# Allis to the Rescue



## glenway (Mar 27, 2011)

Prep for deer seasons starts early. Already, the food plots have been disked twice. It's time to get some lime (increases ph of soil) and fertilizer in the ground but my 4-wheeler needs work and couldn't answer the bell. So, I rigged up my spreader to my old Allis Chalmers IB and got the job done.

What's odd about this is that this tractor has probably never seen any farm work in its 64-year lifetime, because it's not designed for that type of work; it's an industrial tractor. I needed 12-volt power for the spreader and the Allis fit the bill. Just zip tied it to the carrier attached to the hitch. Worked great.

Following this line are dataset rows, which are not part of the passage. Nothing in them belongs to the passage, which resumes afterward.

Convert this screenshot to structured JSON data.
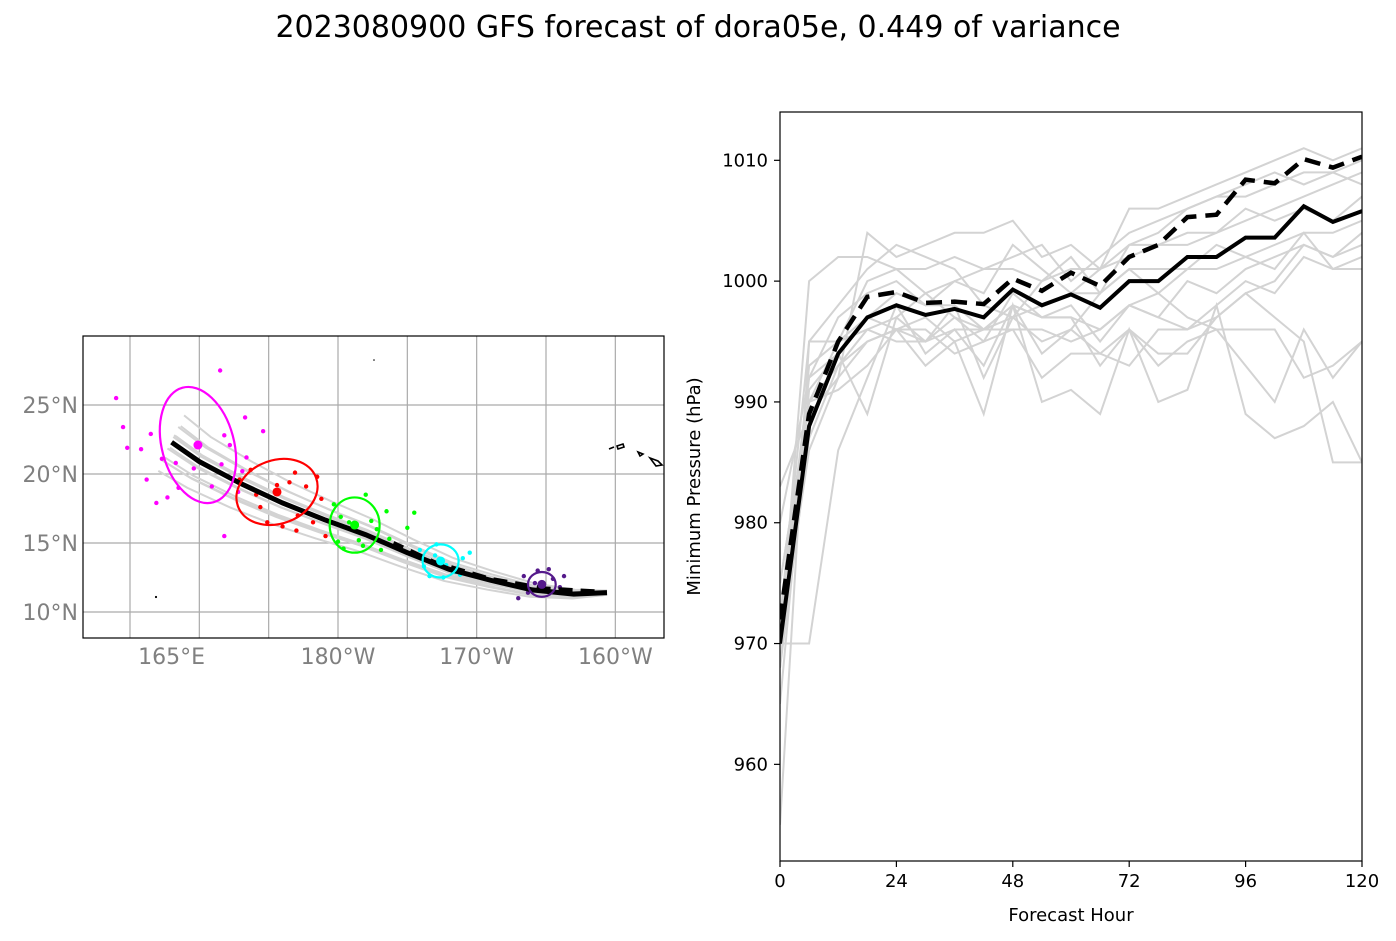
{
  "title": "2023080900 GFS forecast of dora05e, 0.449 of variance",
  "chart_data": [
    {
      "type": "map-track",
      "lon_ticks": [
        "165°E",
        "180°W",
        "170°W",
        "160°W"
      ],
      "lat_ticks": [
        "25°N",
        "20°N",
        "15°N",
        "10°N"
      ],
      "grid": true,
      "mean_track_solid": [
        [
          -160.6,
          11.4
        ],
        [
          -163,
          11.3
        ],
        [
          -166,
          11.6
        ],
        [
          -169,
          12.3
        ],
        [
          -172,
          13.1
        ],
        [
          -175,
          14.3
        ],
        [
          -178,
          15.6
        ],
        [
          -181,
          16.7
        ],
        [
          -184,
          17.9
        ],
        [
          -187,
          19.3
        ],
        [
          -190,
          20.9
        ],
        [
          -192,
          22.3
        ]
      ],
      "mean_track_dashed": [
        [
          -161.5,
          11.5
        ],
        [
          -165,
          11.7
        ],
        [
          -169,
          12.4
        ],
        [
          -173,
          13.6
        ],
        [
          -176,
          15.0
        ]
      ],
      "ellipses": [
        {
          "color": "#ff00ff",
          "lon": -190.1,
          "lat": 22.1,
          "rx": 2.6,
          "ry": 4.3,
          "rot": -15
        },
        {
          "color": "#ff0000",
          "lon": -184.4,
          "lat": 18.7,
          "rx": 3.0,
          "ry": 2.3,
          "rot": -20
        },
        {
          "color": "#00ff00",
          "lon": -178.8,
          "lat": 16.3,
          "rx": 1.8,
          "ry": 2.0,
          "rot": 0
        },
        {
          "color": "#00ffff",
          "lon": -172.6,
          "lat": 13.7,
          "rx": 1.3,
          "ry": 1.2,
          "rot": 0
        },
        {
          "color": "#551a8b",
          "lon": -165.3,
          "lat": 12.0,
          "rx": 1.0,
          "ry": 0.9,
          "rot": 0
        }
      ],
      "member_points": [
        {
          "color": "#ff00ff",
          "points": [
            [
              -196,
              25.5
            ],
            [
              -193.5,
              22.9
            ],
            [
              -195.5,
              23.4
            ],
            [
              -194.2,
              21.8
            ],
            [
              -192.7,
              21.1
            ],
            [
              -191.7,
              20.8
            ],
            [
              -193.8,
              19.6
            ],
            [
              -192.3,
              18.3
            ],
            [
              -193.1,
              17.9
            ],
            [
              -189.1,
              19.1
            ],
            [
              -188.4,
              20.7
            ],
            [
              -187.8,
              22.1
            ],
            [
              -188.2,
              22.8
            ],
            [
              -186.9,
              20.2
            ],
            [
              -187.2,
              18.7
            ],
            [
              -186.6,
              21.2
            ],
            [
              -185.4,
              23.1
            ],
            [
              -186.7,
              24.1
            ],
            [
              -188.5,
              27.5
            ],
            [
              -188.2,
              15.5
            ],
            [
              -190.4,
              20.4
            ],
            [
              -191.5,
              19.0
            ],
            [
              -195.2,
              21.9
            ]
          ]
        },
        {
          "color": "#ff0000",
          "points": [
            [
              -187.1,
              19.6
            ],
            [
              -185.9,
              18.5
            ],
            [
              -185.6,
              17.6
            ],
            [
              -183.5,
              19.4
            ],
            [
              -182.3,
              19.1
            ],
            [
              -181.2,
              18.2
            ],
            [
              -181.8,
              16.5
            ],
            [
              -183.0,
              15.9
            ],
            [
              -182.9,
              17.0
            ],
            [
              -181.5,
              19.8
            ],
            [
              -183.1,
              20.1
            ],
            [
              -184.4,
              19.2
            ],
            [
              -185.1,
              16.5
            ],
            [
              -180.9,
              15.5
            ],
            [
              -186.3,
              20.3
            ],
            [
              -184.0,
              16.2
            ]
          ]
        },
        {
          "color": "#00ff00",
          "points": [
            [
              -179.8,
              16.9
            ],
            [
              -179.2,
              16.5
            ],
            [
              -178.5,
              15.2
            ],
            [
              -177.2,
              16.0
            ],
            [
              -176.5,
              17.3
            ],
            [
              -179.6,
              14.6
            ],
            [
              -178.2,
              14.8
            ],
            [
              -176.9,
              14.5
            ],
            [
              -180.3,
              17.8
            ],
            [
              -178.0,
              18.5
            ],
            [
              -175.0,
              16.1
            ],
            [
              -176.3,
              15.3
            ],
            [
              -174.5,
              17.2
            ],
            [
              -180.0,
              15.1
            ],
            [
              -177.6,
              16.6
            ]
          ]
        },
        {
          "color": "#00ffff",
          "points": [
            [
              -173.0,
              14.1
            ],
            [
              -172.2,
              13.4
            ],
            [
              -171.5,
              12.9
            ],
            [
              -173.4,
              12.6
            ],
            [
              -172.9,
              14.9
            ],
            [
              -171.0,
              13.9
            ],
            [
              -170.5,
              14.3
            ],
            [
              -173.8,
              13.3
            ],
            [
              -172.4,
              12.5
            ],
            [
              -174.1,
              14.5
            ],
            [
              -171.2,
              12.7
            ]
          ]
        },
        {
          "color": "#551a8b",
          "points": [
            [
              -165.8,
              12.1
            ],
            [
              -164.5,
              12.4
            ],
            [
              -165.2,
              11.5
            ],
            [
              -164.0,
              11.8
            ],
            [
              -166.6,
              12.6
            ],
            [
              -165.6,
              13.0
            ],
            [
              -167.0,
              11.0
            ],
            [
              -163.7,
              12.6
            ],
            [
              -164.8,
              13.1
            ],
            [
              -166.3,
              11.4
            ],
            [
              -163.5,
              11.4
            ]
          ]
        }
      ]
    },
    {
      "type": "line",
      "xlabel": "Forecast Hour",
      "ylabel": "Minimum Pressure (hPa)",
      "xlim": [
        0,
        120
      ],
      "ylim": [
        952,
        1014
      ],
      "xticks": [
        0,
        24,
        48,
        72,
        96,
        120
      ],
      "yticks": [
        960,
        970,
        980,
        990,
        1000,
        1010
      ],
      "x": [
        0,
        6,
        12,
        18,
        24,
        30,
        36,
        42,
        48,
        54,
        60,
        66,
        72,
        78,
        84,
        90,
        96,
        102,
        108,
        114,
        120
      ],
      "series": [
        {
          "style": "solid",
          "color": "#000000",
          "values": [
            970,
            988,
            994,
            997,
            998,
            997.2,
            997.7,
            997,
            999.3,
            998,
            998.9,
            997.8,
            1000,
            1000,
            1002,
            1002,
            1003.6,
            1003.6,
            1006.2,
            1004.9,
            1005.8
          ]
        },
        {
          "style": "dashed",
          "color": "#000000",
          "values": [
            972,
            989,
            995,
            998.7,
            999.1,
            998.2,
            998.3,
            998.1,
            1000.2,
            999.2,
            1000.7,
            999.6,
            1002,
            1003,
            1005.3,
            1005.5,
            1008.4,
            1008.1,
            1010.1,
            1009.4,
            1010.3
          ]
        },
        {
          "style": "member",
          "color": "#d3d3d3",
          "values": [
            970,
            1000,
            1002,
            1002,
            1001,
            1001,
            1002,
            1001,
            1001,
            1000,
            1001,
            1001,
            1002,
            1003,
            1003,
            1004,
            1005,
            1006,
            1007,
            1008,
            1009
          ]
        },
        {
          "style": "member",
          "color": "#d3d3d3",
          "values": [
            983,
            989,
            992,
            1004,
            1002,
            1003,
            1004,
            1004,
            1005,
            1002,
            1003,
            1001,
            1006,
            1006,
            1007,
            1008,
            1009,
            1010,
            1011,
            1010,
            1011
          ]
        },
        {
          "style": "member",
          "color": "#d3d3d3",
          "values": [
            975,
            990,
            995,
            1000,
            1001,
            999,
            1000,
            1001,
            1002,
            1003,
            1000,
            1002,
            1004,
            1005,
            1006,
            1007,
            1008,
            1009,
            1008,
            1009,
            1008
          ]
        },
        {
          "style": "member",
          "color": "#d3d3d3",
          "values": [
            955,
            995,
            998,
            1001,
            1003,
            1002,
            1001,
            998,
            997,
            1000,
            1002,
            999,
            1003,
            1004,
            1006,
            1007,
            1007,
            1008,
            1009,
            1009,
            1010
          ]
        },
        {
          "style": "member",
          "color": "#d3d3d3",
          "values": [
            972,
            992,
            997,
            999,
            1000,
            998,
            1000,
            999,
            1003,
            1001,
            999,
            1001,
            1003,
            1003,
            1004,
            1004,
            1006,
            1005,
            1006,
            1005,
            1007
          ]
        },
        {
          "style": "member",
          "color": "#d3d3d3",
          "values": [
            968,
            987,
            993,
            996,
            997,
            999,
            997,
            996,
            998,
            997,
            998,
            995,
            998,
            999,
            1001,
            1001,
            1002,
            1003,
            1004,
            1004,
            1005
          ]
        },
        {
          "style": "member",
          "color": "#d3d3d3",
          "values": [
            970,
            986,
            992,
            995,
            996,
            995,
            996,
            996,
            996,
            996,
            995,
            996,
            998,
            997,
            1000,
            999,
            1001,
            1002,
            1003,
            1002,
            1003
          ]
        },
        {
          "style": "member",
          "color": "#d3d3d3",
          "values": [
            970,
            970,
            986,
            992,
            998,
            994,
            996,
            993,
            998,
            994,
            996,
            994,
            996,
            994,
            994,
            997,
            999,
            1000,
            1003,
            1002,
            1004
          ]
        },
        {
          "style": "member",
          "color": "#d3d3d3",
          "values": [
            972,
            990,
            993,
            995,
            996,
            996,
            994,
            995,
            996,
            992,
            994,
            994,
            993,
            996,
            996,
            998,
            1000,
            999,
            1002,
            1001,
            1002
          ]
        },
        {
          "style": "member",
          "color": "#d3d3d3",
          "values": [
            975,
            990,
            991,
            993,
            996,
            993,
            995,
            989,
            998,
            990,
            991,
            989,
            996,
            990,
            991,
            998,
            989,
            987,
            988,
            990,
            985
          ]
        },
        {
          "style": "member",
          "color": "#d3d3d3",
          "values": [
            980,
            992,
            994,
            989,
            997,
            995,
            997,
            995,
            999,
            997,
            997,
            993,
            996,
            993,
            995,
            996,
            996,
            996,
            992,
            993,
            995
          ]
        },
        {
          "style": "member",
          "color": "#d3d3d3",
          "values": [
            968,
            993,
            995,
            996,
            995,
            995,
            998,
            992,
            997,
            995,
            996,
            999,
            1001,
            999,
            997,
            996,
            993,
            990,
            996,
            992,
            995
          ]
        },
        {
          "style": "member",
          "color": "#d3d3d3",
          "values": [
            965,
            991,
            994,
            997,
            996,
            997,
            995,
            996,
            998,
            997,
            997,
            996,
            998,
            997,
            996,
            997,
            999,
            997,
            995,
            985,
            985
          ]
        },
        {
          "style": "member",
          "color": "#d3d3d3",
          "values": [
            972,
            995,
            995,
            997,
            999,
            998,
            998,
            996,
            997,
            998,
            999,
            999,
            1001,
            1001,
            1001,
            1003,
            1002,
            1001,
            1004,
            1001,
            1001
          ]
        }
      ]
    }
  ]
}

Sure made a dirty mess of the tractor, which has never been so dirty since being restored 3 years ago. Snowplowing is a clean sport but not so in the field. Got it washed up afterward and it will get spruced up and show-ready for display at a tractor show later this year.


----------



## fr3db3ar (Aug 6, 2011)

Sent from my SM-N975U using Tapatalk


----------



## pokeyjeeper (Sep 5, 2013)

Looks great


----------



## glenway (Mar 27, 2011)

Gonna use my ATV sprayer attached to the same carrier next.


----------



## hassell (Feb 9, 2010)

Looking good.


----------



## youngdon (Mar 10, 2010)

Brilliant idea Glen.


----------



## glenway (Mar 27, 2011)

My other tractors are 6-volt or hand-crank. Glad we put that Reese hitch on the Allis a few years ago. No 3-point hydraulics on the Allis like most tractors.


----------